Computer-aided simulation and model-based optimisation offer a powerful, rational and systematic way to improve food, bio-process and biological systems understanding or performance. In recent decades there has been a growing interest in the development of rigorous models, based on first principles, that enable not only to perform experiments in silico, but to design and to optimise operation policies.

However several problems have to be faced mostly related to (i) insufficient a priori knowledge to deduce the right model structure or model parameter values; (ii) the complexity of the processes that combine physical, chemical and biological phenomena on a wide range of time and space scales; (iii) the complexity of the associated models that calls for sophisticated numerical simulation techniques and (iv) the complexity of the associated optimisation problems due mainly to multi-modality.
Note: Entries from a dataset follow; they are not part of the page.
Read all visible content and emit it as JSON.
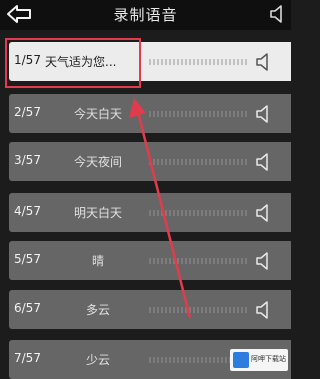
{
  "header": {
    "title": "录制语音"
  },
  "colors": {
    "accent": "#e13b4d",
    "row_bg": "#666666",
    "active_row_bg": "#ececec"
  },
  "rows": [
    {
      "index": "1/57",
      "label": "天气适为您..."
    },
    {
      "index": "2/57",
      "label": "今天白天"
    },
    {
      "index": "3/57",
      "label": "今天夜间"
    },
    {
      "index": "4/57",
      "label": "明天白天"
    },
    {
      "index": "5/57",
      "label": "晴"
    },
    {
      "index": "6/57",
      "label": "多云"
    },
    {
      "index": "7/57",
      "label": "少云"
    }
  ],
  "watermark": {
    "text": "阿呷下载站"
  }
}
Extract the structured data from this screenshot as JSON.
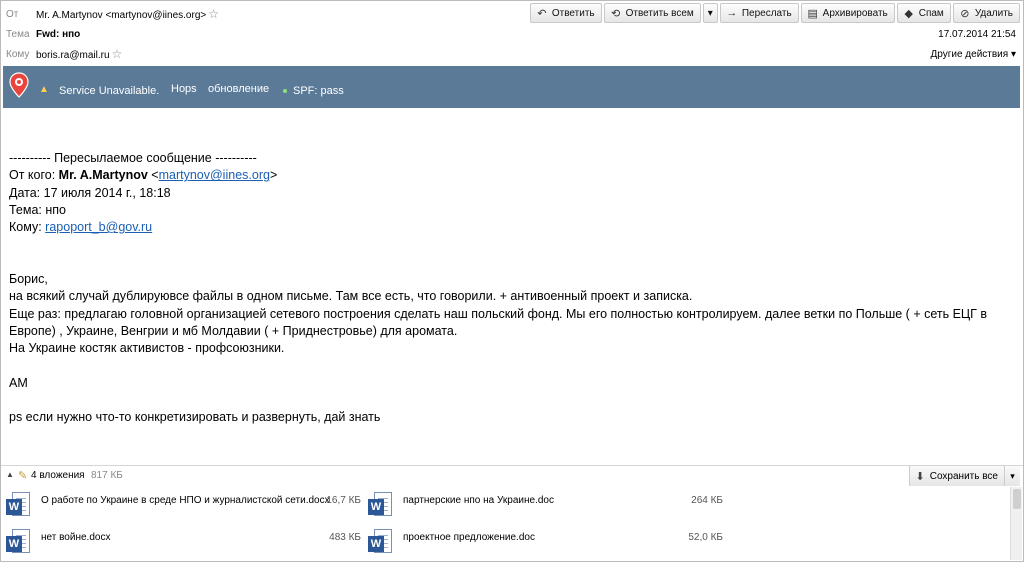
{
  "header": {
    "from_label": "От",
    "from_value": "Mr. A.Martynov <martynov@iines.org>",
    "subject_label": "Тема",
    "subject_value": "Fwd: нпо",
    "to_label": "Кому",
    "to_value": "boris.ra@mail.ru",
    "date": "17.07.2014 21:54",
    "other_actions": "Другие действия"
  },
  "toolbar": {
    "reply": "Ответить",
    "reply_all": "Ответить всем",
    "forward": "Переслать",
    "archive": "Архивировать",
    "spam": "Спам",
    "delete": "Удалить"
  },
  "banner": {
    "status": "Service Unavailable.",
    "btn1": "Hops",
    "btn2": "обновление",
    "spf": "SPF: pass"
  },
  "body": {
    "fwd_header": "---------- Пересылаемое сообщение ----------",
    "from_prefix": "От кого: ",
    "from_name": "Mr. A.Martynov",
    "from_email": "martynov@iines.org",
    "date_line": "Дата: 17 июля 2014 г., 18:18",
    "subject_line": "Тема: нпо",
    "to_prefix": "Кому: ",
    "to_email": "rapoport_b@gov.ru",
    "greeting": "Борис,",
    "p1": "на всякий случай дублируювсе файлы в одном письме. Там все есть, что говорили. + антивоенный проект и записка.",
    "p2": "Еще раз: предлагаю головной организацией сетевого построения сделать наш польский фонд. Мы его полностью контролируем. далее ветки по Польше ( + сеть ЕЦГ в Европе) , Украине, Венгрии и мб Молдавии ( + Приднестровье) для аромата.",
    "p3": "На Украине костяк активистов - профсоюзники.",
    "sig": "АМ",
    "ps": "ps если нужно что-то конкретизировать и развернуть, дай знать"
  },
  "attachments": {
    "count_label": "4 вложения",
    "total_size": "817 КБ",
    "save_all": "Сохранить все",
    "items": [
      {
        "name": "О работе по Украине в среде НПО и журналистской сети.docx",
        "size": "16,7 КБ"
      },
      {
        "name": "партнерские нпо на Украине.doc",
        "size": "264 КБ"
      },
      {
        "name": "нет войне.docx",
        "size": "483 КБ"
      },
      {
        "name": "проектное предложение.doc",
        "size": "52,0 КБ"
      }
    ]
  },
  "icons": {
    "reply": "reply-icon",
    "reply_all": "reply-all-icon",
    "forward": "forward-icon",
    "archive": "archive-icon",
    "spam": "spam-icon",
    "delete": "delete-icon",
    "word": "word-document-icon",
    "paperclip": "paperclip-icon",
    "warning": "warning-icon",
    "star": "star-icon"
  },
  "colors": {
    "banner": "#5a7a98",
    "link": "#1a5fb4",
    "word": "#2b5797"
  }
}
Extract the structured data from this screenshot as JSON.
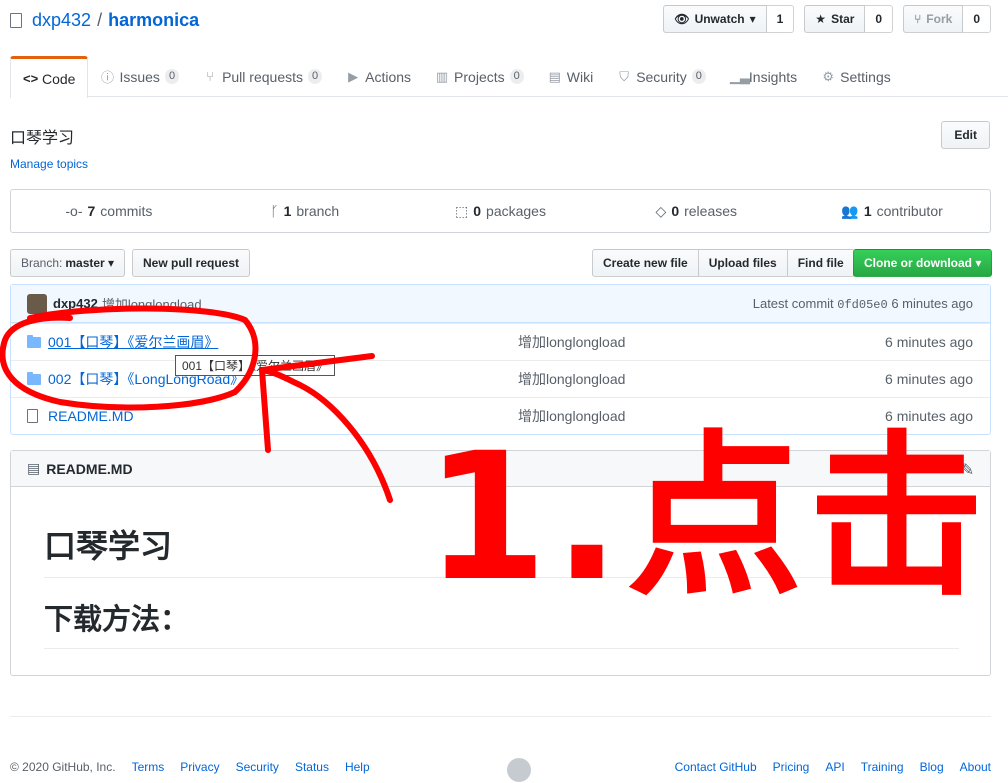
{
  "repo": {
    "owner": "dxp432",
    "separator": "/",
    "name": "harmonica"
  },
  "actions": {
    "watch": {
      "label": "Unwatch",
      "count": "1"
    },
    "star": {
      "label": "Star",
      "count": "0"
    },
    "fork": {
      "label": "Fork",
      "count": "0"
    }
  },
  "tabs": [
    {
      "label": "Code",
      "icon": "code-icon",
      "counter": ""
    },
    {
      "label": "Issues",
      "icon": "issue-icon",
      "counter": "0"
    },
    {
      "label": "Pull requests",
      "icon": "pull-request-icon",
      "counter": "0"
    },
    {
      "label": "Actions",
      "icon": "play-icon",
      "counter": ""
    },
    {
      "label": "Projects",
      "icon": "project-icon",
      "counter": "0"
    },
    {
      "label": "Wiki",
      "icon": "book-icon",
      "counter": ""
    },
    {
      "label": "Security",
      "icon": "shield-icon",
      "counter": "0"
    },
    {
      "label": "Insights",
      "icon": "graph-icon",
      "counter": ""
    },
    {
      "label": "Settings",
      "icon": "gear-icon",
      "counter": ""
    }
  ],
  "description": "口琴学习",
  "manage_topics": "Manage topics",
  "edit_label": "Edit",
  "summary": [
    {
      "num": "7",
      "label": "commits",
      "icon": "history-icon"
    },
    {
      "num": "1",
      "label": "branch",
      "icon": "branch-icon"
    },
    {
      "num": "0",
      "label": "packages",
      "icon": "package-icon"
    },
    {
      "num": "0",
      "label": "releases",
      "icon": "tag-icon"
    },
    {
      "num": "1",
      "label": "contributor",
      "icon": "people-icon"
    }
  ],
  "toolbar": {
    "branch_prefix": "Branch:",
    "branch_name": "master",
    "new_pr": "New pull request",
    "create_file": "Create new file",
    "upload_files": "Upload files",
    "find_file": "Find file",
    "clone": "Clone or download"
  },
  "commit": {
    "author": "dxp432",
    "message": "增加longlongload",
    "latest_label": "Latest commit",
    "sha": "0fd05e0",
    "age": "6 minutes ago"
  },
  "files": [
    {
      "name": "001【口琴】《爱尔兰画眉》",
      "type": "folder",
      "message": "增加longlongload",
      "age": "6 minutes ago"
    },
    {
      "name": "002【口琴】《LongLongRoad》",
      "type": "folder",
      "message": "增加longlongload",
      "age": "6 minutes ago"
    },
    {
      "name": "README.MD",
      "type": "file",
      "message": "增加longlongload",
      "age": "6 minutes ago"
    }
  ],
  "tooltip": "001【口琴】《爱尔兰画眉》",
  "readme": {
    "header": "README.MD",
    "h1": "口琴学习",
    "h2": "下载方法："
  },
  "annotation": {
    "text": "1.点击",
    "color": "#ff0000"
  },
  "footer": {
    "copyright": "© 2020 GitHub, Inc.",
    "left_links": [
      "Terms",
      "Privacy",
      "Security",
      "Status",
      "Help"
    ],
    "right_links": [
      "Contact GitHub",
      "Pricing",
      "API",
      "Training",
      "Blog",
      "About"
    ]
  },
  "colors": {
    "link": "#0366d6",
    "tab_accent": "#e36209",
    "clone_green": "#28a745",
    "commit_bar": "#f1f8ff"
  }
}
In this work we have used a number of examples taken from the food and biotechnology industry to illustrate how those problems emerge and to present some alternatives to tackle them. Special emphasis was paid to describe the model identification loop, which involves parameter estimation, identifiability analyses and model based experimental design as well as the dynamic optimisation problem. Most of the problems can be formulated as non-linear optimisation problems whose solution requires adequate model simulation techniques, including accurate and efficient reduced order modelling approaches and the use of global optimisation methods. To finish with, all elements were combined to design and implement a real-time optimisation architecture, which is able to assure high operational stability, process reproducibility and optimal operation.